開発環境での実行
それでは、作成したサンプルを開発ファブリック(Development Fabric)上で実行してみましょう。
PHPエクスプローラーで[PHPAzureSample_WebRole]プロジェクトを右クリックし、[Windows Azure]の[Run in Development Fabric]をクリックします(図14)。
しばらくすると、タスクトレイ上で開発ファブリック(Development Fabric)と開発ストレージ(Development Storage)が起動し、さらに既定のブラウザが起動して「Hello, world!」PHPアプリケーションが表示されます(図15)。

クラウド環境への配置
最後に、サンプルPHPアプリケーションを、クラウド上のWindows Azureに配置してみましょう。
PHPエクスプローラーで[PHPAzureSample]クラウドサービスプロジェクトを右クリックし、[Windows Azure]の[Publish Application to Windows Azure Portal]をクリックします(図16)。

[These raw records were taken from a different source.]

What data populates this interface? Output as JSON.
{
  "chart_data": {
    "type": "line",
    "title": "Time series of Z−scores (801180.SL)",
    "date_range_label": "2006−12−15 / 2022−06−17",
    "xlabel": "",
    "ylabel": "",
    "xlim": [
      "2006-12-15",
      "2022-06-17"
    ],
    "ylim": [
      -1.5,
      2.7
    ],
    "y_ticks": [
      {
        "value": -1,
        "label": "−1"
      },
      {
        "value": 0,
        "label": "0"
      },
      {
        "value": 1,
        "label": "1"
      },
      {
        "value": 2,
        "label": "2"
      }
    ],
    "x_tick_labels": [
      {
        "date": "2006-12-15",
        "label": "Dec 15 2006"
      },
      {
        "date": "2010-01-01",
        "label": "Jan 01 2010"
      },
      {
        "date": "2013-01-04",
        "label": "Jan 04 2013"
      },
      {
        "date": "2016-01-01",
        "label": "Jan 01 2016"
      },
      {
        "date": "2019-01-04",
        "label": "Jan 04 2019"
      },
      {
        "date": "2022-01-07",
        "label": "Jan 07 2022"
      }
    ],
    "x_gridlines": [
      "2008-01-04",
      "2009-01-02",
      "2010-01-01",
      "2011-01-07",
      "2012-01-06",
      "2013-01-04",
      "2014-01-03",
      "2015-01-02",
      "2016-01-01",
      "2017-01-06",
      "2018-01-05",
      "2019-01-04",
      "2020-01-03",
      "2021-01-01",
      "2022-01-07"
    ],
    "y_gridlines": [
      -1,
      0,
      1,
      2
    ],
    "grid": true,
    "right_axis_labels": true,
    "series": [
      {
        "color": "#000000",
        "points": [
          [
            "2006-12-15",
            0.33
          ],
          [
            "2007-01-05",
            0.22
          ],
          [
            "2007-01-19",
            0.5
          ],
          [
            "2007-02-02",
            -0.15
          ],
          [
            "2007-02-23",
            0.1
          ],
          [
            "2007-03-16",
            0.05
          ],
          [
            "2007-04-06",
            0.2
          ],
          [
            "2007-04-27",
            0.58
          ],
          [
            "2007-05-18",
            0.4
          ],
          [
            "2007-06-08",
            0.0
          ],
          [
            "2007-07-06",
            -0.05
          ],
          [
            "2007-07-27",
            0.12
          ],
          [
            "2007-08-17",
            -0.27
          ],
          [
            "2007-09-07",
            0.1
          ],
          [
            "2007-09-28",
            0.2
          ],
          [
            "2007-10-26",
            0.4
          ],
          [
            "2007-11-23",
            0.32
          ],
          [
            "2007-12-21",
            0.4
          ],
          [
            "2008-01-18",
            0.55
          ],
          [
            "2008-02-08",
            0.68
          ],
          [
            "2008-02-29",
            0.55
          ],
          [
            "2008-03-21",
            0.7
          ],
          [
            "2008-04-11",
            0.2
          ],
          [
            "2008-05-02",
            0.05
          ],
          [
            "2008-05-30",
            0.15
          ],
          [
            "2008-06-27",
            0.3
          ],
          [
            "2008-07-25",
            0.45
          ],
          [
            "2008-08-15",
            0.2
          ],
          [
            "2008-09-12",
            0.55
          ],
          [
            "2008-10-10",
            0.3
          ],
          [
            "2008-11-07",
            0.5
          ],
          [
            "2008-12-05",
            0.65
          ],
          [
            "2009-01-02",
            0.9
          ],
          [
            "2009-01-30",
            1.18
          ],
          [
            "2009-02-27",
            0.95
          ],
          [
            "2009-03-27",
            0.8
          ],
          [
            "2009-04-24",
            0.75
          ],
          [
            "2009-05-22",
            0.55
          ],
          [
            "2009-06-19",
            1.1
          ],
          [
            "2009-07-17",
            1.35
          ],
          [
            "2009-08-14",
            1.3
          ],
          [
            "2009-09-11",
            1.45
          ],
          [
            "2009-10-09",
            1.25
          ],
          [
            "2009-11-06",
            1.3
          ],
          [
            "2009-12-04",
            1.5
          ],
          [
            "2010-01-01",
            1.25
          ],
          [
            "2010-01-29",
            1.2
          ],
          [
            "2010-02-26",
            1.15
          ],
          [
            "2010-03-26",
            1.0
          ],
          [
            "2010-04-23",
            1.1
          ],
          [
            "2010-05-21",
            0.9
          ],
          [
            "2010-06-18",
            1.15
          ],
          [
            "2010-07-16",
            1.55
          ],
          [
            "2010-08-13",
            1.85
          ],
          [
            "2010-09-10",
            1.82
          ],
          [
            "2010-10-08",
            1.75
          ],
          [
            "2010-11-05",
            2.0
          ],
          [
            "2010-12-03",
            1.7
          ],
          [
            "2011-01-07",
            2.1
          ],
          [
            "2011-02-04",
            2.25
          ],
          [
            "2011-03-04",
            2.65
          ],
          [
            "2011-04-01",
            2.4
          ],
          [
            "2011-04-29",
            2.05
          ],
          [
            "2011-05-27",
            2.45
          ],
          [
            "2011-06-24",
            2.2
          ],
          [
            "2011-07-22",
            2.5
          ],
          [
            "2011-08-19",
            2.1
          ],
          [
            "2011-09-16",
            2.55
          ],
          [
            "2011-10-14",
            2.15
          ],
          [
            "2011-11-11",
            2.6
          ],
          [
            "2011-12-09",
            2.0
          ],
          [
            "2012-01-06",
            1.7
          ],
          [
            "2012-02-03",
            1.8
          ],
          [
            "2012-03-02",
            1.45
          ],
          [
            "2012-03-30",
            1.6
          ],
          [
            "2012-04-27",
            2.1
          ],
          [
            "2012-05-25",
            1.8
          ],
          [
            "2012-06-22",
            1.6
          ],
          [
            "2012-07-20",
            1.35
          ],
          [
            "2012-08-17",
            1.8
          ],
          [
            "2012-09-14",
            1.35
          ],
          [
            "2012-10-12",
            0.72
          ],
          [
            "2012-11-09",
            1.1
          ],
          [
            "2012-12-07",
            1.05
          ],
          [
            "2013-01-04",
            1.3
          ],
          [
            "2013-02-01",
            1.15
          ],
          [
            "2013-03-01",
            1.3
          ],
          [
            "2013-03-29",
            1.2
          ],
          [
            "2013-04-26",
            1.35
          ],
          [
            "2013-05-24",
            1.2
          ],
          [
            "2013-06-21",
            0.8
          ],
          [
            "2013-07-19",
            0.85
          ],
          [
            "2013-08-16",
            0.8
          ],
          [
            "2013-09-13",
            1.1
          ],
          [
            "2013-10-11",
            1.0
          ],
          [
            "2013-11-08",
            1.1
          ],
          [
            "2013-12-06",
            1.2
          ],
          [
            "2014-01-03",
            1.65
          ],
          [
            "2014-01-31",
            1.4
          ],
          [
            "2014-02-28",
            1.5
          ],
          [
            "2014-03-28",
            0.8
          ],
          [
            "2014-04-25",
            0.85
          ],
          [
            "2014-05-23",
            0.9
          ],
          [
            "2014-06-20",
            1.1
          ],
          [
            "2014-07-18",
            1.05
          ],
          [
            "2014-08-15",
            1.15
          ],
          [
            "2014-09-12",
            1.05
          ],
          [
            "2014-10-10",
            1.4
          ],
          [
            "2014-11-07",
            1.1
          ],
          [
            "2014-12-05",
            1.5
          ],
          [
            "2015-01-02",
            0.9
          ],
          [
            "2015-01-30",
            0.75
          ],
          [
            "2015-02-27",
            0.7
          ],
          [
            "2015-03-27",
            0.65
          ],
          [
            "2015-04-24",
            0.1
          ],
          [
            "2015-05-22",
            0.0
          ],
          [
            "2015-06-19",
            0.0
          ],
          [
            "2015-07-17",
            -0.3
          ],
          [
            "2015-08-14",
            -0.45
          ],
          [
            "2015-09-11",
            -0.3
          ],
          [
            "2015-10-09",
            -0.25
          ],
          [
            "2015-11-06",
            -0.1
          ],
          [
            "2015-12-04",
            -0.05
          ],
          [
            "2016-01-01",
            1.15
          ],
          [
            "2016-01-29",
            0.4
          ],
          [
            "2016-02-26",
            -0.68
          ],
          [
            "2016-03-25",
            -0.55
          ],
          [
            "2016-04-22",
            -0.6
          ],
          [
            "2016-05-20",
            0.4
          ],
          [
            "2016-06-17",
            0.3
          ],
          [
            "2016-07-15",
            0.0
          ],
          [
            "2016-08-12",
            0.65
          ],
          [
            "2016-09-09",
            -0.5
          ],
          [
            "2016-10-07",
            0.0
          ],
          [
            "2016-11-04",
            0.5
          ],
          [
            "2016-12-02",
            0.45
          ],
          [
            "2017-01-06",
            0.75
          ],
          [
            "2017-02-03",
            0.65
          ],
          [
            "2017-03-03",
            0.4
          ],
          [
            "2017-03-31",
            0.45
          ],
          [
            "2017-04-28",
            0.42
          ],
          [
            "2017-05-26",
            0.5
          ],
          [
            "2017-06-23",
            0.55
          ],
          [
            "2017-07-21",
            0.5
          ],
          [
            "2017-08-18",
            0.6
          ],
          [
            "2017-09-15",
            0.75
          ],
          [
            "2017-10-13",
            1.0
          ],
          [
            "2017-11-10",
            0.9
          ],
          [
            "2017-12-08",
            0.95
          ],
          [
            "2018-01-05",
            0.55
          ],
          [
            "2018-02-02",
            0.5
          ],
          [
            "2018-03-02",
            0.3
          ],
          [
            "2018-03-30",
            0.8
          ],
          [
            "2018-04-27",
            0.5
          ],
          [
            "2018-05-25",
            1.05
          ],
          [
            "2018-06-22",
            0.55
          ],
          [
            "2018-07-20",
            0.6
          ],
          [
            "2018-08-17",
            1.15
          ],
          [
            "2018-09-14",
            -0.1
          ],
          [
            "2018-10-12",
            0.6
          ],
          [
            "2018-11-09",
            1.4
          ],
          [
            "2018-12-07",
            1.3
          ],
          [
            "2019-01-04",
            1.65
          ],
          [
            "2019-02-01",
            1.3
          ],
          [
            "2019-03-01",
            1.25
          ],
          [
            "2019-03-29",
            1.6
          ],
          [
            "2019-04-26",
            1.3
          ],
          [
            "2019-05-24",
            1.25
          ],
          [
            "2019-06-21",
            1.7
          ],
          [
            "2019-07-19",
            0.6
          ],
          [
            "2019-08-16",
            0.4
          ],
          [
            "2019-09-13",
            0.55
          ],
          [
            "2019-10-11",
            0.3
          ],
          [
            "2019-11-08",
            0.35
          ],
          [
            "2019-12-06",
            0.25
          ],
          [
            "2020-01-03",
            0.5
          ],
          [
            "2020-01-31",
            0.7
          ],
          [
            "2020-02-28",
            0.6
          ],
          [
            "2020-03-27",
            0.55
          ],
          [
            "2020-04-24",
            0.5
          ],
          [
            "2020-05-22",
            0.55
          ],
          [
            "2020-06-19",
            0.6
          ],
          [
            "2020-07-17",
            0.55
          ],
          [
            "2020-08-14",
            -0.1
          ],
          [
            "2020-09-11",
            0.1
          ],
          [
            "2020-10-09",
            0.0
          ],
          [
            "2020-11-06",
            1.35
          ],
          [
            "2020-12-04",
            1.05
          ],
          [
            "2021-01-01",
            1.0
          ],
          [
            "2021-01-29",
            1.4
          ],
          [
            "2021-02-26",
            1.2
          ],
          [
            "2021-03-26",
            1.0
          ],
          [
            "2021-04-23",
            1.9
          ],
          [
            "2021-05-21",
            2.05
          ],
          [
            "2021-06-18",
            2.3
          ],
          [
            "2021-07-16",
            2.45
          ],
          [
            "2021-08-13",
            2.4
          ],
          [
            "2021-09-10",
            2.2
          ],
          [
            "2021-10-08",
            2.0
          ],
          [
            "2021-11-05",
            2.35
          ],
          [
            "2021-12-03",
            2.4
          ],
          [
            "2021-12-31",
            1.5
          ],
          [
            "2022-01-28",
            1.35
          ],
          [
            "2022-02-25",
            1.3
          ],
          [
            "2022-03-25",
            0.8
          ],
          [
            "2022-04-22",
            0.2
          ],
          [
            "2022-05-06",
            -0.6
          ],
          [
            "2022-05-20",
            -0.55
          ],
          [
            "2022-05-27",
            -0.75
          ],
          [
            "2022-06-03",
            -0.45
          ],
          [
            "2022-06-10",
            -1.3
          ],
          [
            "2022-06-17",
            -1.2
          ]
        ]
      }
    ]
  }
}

しばらくすると、既定のブラウザが起動しWindows Azureポータルのログインページが表示されます。また、ワークスペース内の[PHPAzureSample]フォルダが開き、サービスパッケージファイル(PHPAzureSample.cspkg)が作成されたことが分かります(図17)。
![図17:[PHPAzureSample]フォルダ](http://cz-cdn.shoeisha.jp/static/images/article/5518/5518_fig17.gif)
最後に、サービスパッケージファイル(PHPAzureSample.cspkg)とサービス構成ファイル(ServiceConfiguration.cscfg)を、クラウド上のWindows Azure環境に配置します。実際の配置方法については、第2回記事の「クラウド環境での実行」の部分を参照ください。
本文の手順にある[Publish Application to Windows Azure Portal]をクリックする代わりに、[Package Application]をクリックするとサービスパッケージファイル作成のみを実行できます。一方、[Launch Windows Azure Portal]をクリックすると、Windows Azureポータルのログインページの表示のみが行われます。
参考資料
最後に、PHPによるWindows Azureアプリケーション開発を行う上で役立つ参考資料を挙げておきます。
- マイクロソフト『PHP on Windows Azure ガイドライン(日本語)』
- 『Windows Azure 実践クラウド・プログラミング for C#/Visual Basic/PHP』 山田祥寛 著、秀和システム、2010年7月
まとめ
今回は、PHPによるWindows Azureアプリケーション開発について解説しました。Eclipse PDT+WindowsAzure4eの組み合わせにより、Windows Azureで動作するPHPアプリケーションを容易に開発できることがお分かりいただけたと思います。
次回は、Windows Azureにおけるメンバシップ機能の使用方法について取り上げる予定です。お楽しみに。